Azure Space Director Heads Back to Washington


By: Mary Jander

A senior director of the Azure Space division of Microsoft (Nasdaq: MSFT) is heading back to his roots as an outer-space policy expert, drawing fresh attention to Azure Space and its mission.

Chirag Parikh will leave Azure to join the National Space Council (NSC) as executive secretary under the leadership of Vice President Kamala Harris. In Washington, his job will involve implementing Biden administration priorities for space, including addressing climate change, fostering partnerships with allies, and setting standards for commercial activity and behavior.

It’s a top job at the NSC, which was defunct for from 1993 through 2017, when it was revived by the Trump administration, in time for heightened activity in space tourism, satellite deployment for commercial cloud networks, and national space exploration.

From Government to Azure and Back Again

Parikh is well qualified for his new job. Prior to joining Microsoft in January 2020, Parikh was already steeped in space policy experience. He had served as a director of space and defense policy during the Obama years, when the National Security Council controlled the field. (That job could have made him an attractive candidate for the present Democratic administration.) He also held director-level jobs at the National Geospatial-Intelligence Agency and the National Intelligence Council. He began his career as an aerospace engineer at the U.S. Air Force’s National Air and Space Intelligence Center.

Chirag Parikh. Source: Microsoft

At Microsoft, Parikh was one of two senior directors put in charge of Azure Space at its creation in 2020. His job then was to bring Azure opportunities to enterprises and government entities involved in space initiatives. Along with another senior director, Stephen Kitay, who also worked in space policy for the U.S. government, Azure Space launched a series of projects and partnerships. One of these was an alliance with Elon Musk’s SpaceX: Azure offered ground-station services and links to the Azure cloud for business and government customers hitching rides on SpaceX satellite-launching vehicles. Azure Space also partnered with Hewlett Packard Enterprise (NYSE: HPE) to set up Azure cloud services to work with an HPE-powered computer on the International Space Station.

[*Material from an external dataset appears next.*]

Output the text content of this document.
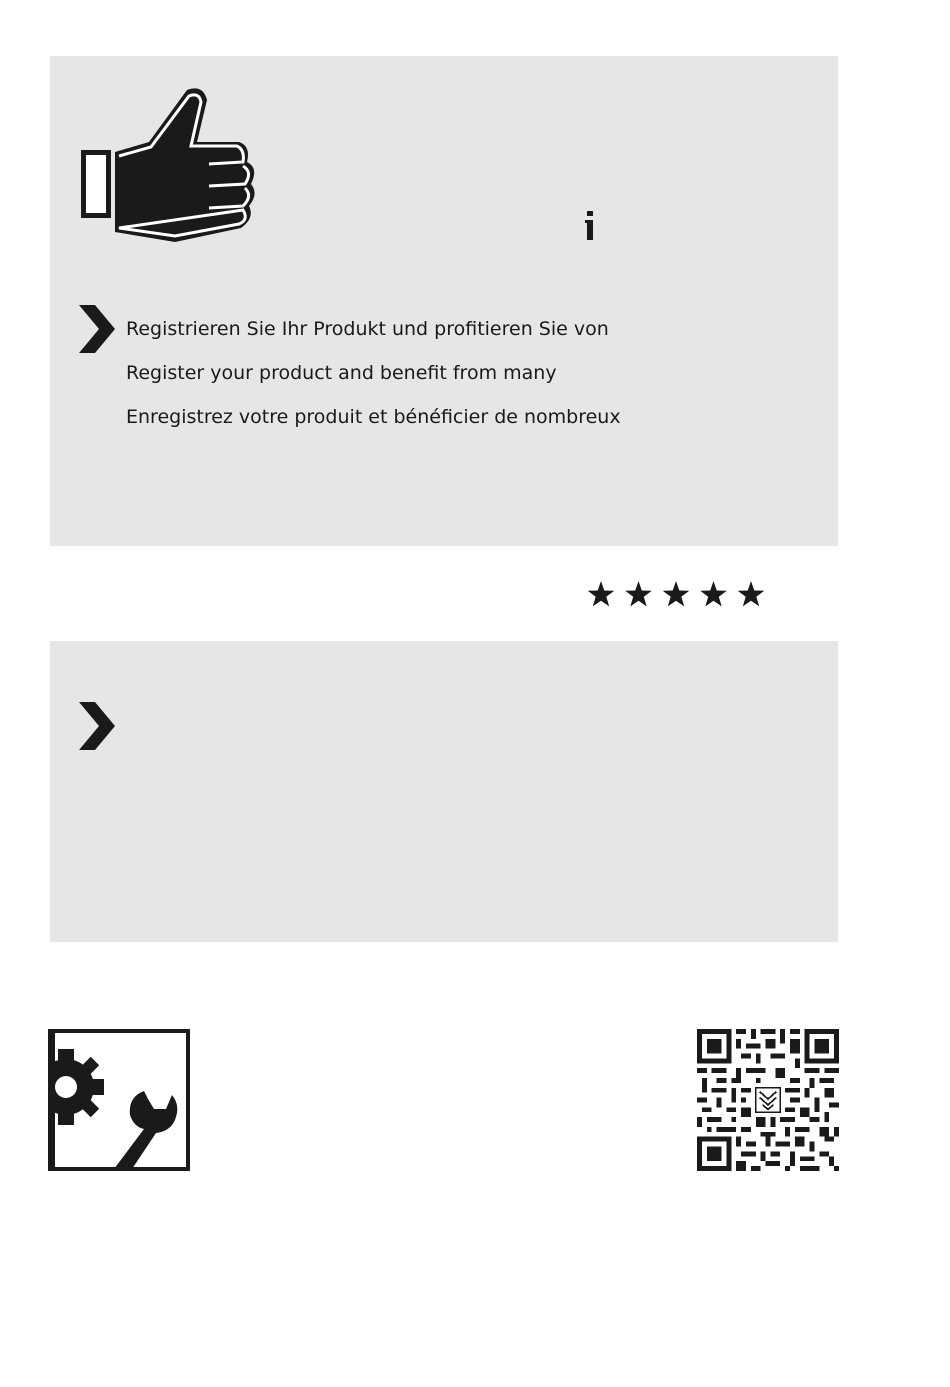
Registrieren Sie Ihr Produkt und profitieren Sie von
Register your product and benefit from many
Enregistrez votre produit et bénéficier de nombreux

Parikh’s and Kitay's levels of experience indicate just how serious Microsoft has been about space opportunities, which it correctly perceives as inextricably tied to U.S. government interests. This effort to partner with government agencies was probably helpful in Microsoft’s winning the Azure cloud bid with the U.S. Department of Defense’s now-defunct Joint Enterprise Defense Infrastructure (JEDI) project. While JEDI was pulled after years of litigation by Amazon (Nasdaq: AMZN), the experience has put Microsoft in a good position to contribute substantially to the JEDI’s replacement, the multi-cloud Joint Warfighter Cloud Capability.

Azure Space Forges On

Parikh’s move shouldn’t alter the course of Azure Space. Stephen Kitay, the other senior director at Azure Space, is just as serious an asset. He served as deputy assistant secretary of defense for space policy for three years under the Trump administration. He also served as a civilian technical intelligence officer for the government after serving as an active duty officer in the Air Force.

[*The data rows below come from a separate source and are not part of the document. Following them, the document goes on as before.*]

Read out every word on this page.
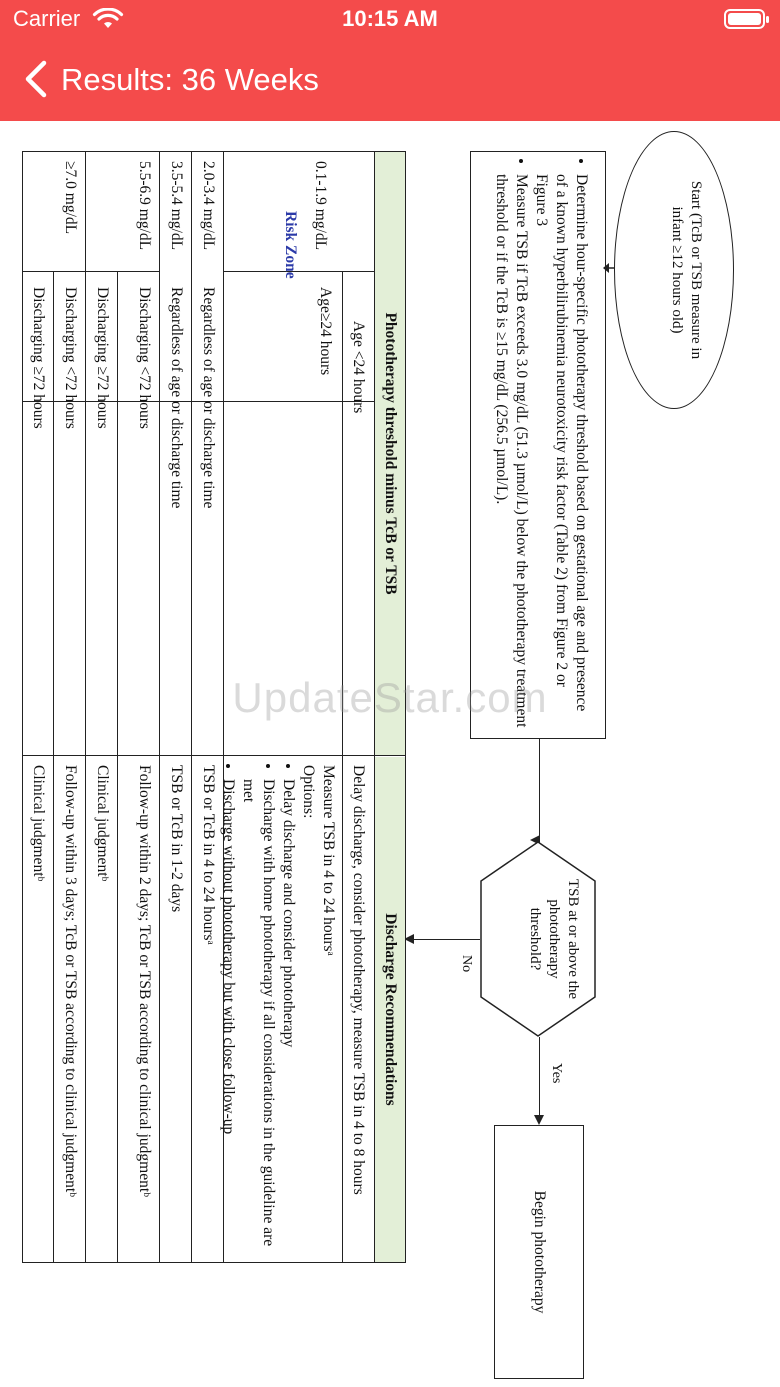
Carrier	10:15 AM
Results: 36 Weeks
Start (TcB or TSB measure in infant ≥12 hours old)
• Determine hour-specific phototherapy threshold based on gestational age and presence of a known hyperbilirubinemia neurotoxicity risk factor (Table 2) from Figure 2 or Figure 3
• Measure TSB if TcB exceeds 3.0 mg/dL (51.3 µmol/L) below the phototherapy treatment threshold or if the TcB is ≥15 mg/dL (256.5 µmol/L).
TSB at or above the phototherapy threshold?
Yes
Begin phototherapy
No
Phototherapy threshold minus TcB or TSB
Discharge Recommendations
0.1-1.9 mg/dL
Risk Zone
Age <24 hours
Delay discharge, consider phototherapy, measure TSB in 4 to 8 hours
Age≥24 hours
Measure TSB in 4 to 24 hoursᵃ
Options:
• Delay discharge and consider phototherapy
• Discharge with home phototherapy if all considerations in the guideline are met
• Discharge without phototherapy but with close follow-up
2.0-3.4 mg/dL
Regardless of age or discharge time
TSB or TcB in 4 to 24 hoursᵃ
3.5-5.4 mg/dL
Regardless of age or discharge time
TSB or TcB in 1-2 days
5.5-6.9 mg/dL
Discharging <72 hours
Follow-up within 2 days; TcB or TSB according to clinical judgmentᵇ
Discharging ≥72 hours
Clinical judgmentᵇ
≥7.0 mg/dL
Discharging <72 hours
Follow-up within 3 days; TcB or TSB according to clinical judgmentᵇ
Discharging ≥72 hours
Clinical judgmentᵇ
UpdateStar.com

Not surprisingly, one of Kitay’s priorities is security. In a recent interview, he highlighted the importance of Microsoft’s participation as a founding member of the Space Information Sharing and Analysis Center (Space ISAC), along with a group of top government contractors, such as Northrop Grumman and Lockheed Martin, as well as labs at Johns Hopkins and the University of Colorado, among other supporting entities. “As the first hyperscale cloud service provider to join this member organization, we will share our unique global threat insights to protect critical infrastructure and strengthen cybersecurity expertise in the space community,” Kitay told online pub Help Net Security.

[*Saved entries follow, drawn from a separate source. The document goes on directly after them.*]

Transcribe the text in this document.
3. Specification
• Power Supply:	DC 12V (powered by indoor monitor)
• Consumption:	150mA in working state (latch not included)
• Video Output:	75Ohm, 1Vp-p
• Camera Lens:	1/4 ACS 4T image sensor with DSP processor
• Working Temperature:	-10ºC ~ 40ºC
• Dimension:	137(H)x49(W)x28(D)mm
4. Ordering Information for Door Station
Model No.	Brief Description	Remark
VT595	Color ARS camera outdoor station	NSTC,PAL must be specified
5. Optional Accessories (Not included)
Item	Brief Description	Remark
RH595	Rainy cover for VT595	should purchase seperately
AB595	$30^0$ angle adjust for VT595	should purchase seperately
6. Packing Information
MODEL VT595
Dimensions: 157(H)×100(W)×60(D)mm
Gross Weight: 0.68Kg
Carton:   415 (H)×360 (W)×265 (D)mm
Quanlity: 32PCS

Kitay is also devoting resources to expanding Azure Space’s ecosystem of partners, which includes satellite operators such as SES and Viasat (Nasdaq; VSAT), along with companies such as KSAT and Amergint that manufacture satellite equipment. Other partnerships include Kubos and Kratos Defense & Security Solutions (Nasdaq: KTOS), which add security to satellite networks. These and other ecosystem allies are helping enhance Azure Orbital, Azure Space’s ground station as-a-service, which links Azure to satellite networks. Azure Space also deploys its own data centers and portable, boxcar-sized Azure Modular Datacenters (as pictured below) to fuel the satellite/space edge.

Azure Modular Datacenter. Source: Microsoft

Azure Space may have lost a heavyweight space executive, but it retains its mission to create a secure, multifunctional edge cloud for space that could ultimately prove to be one of Azure’s biggest assets.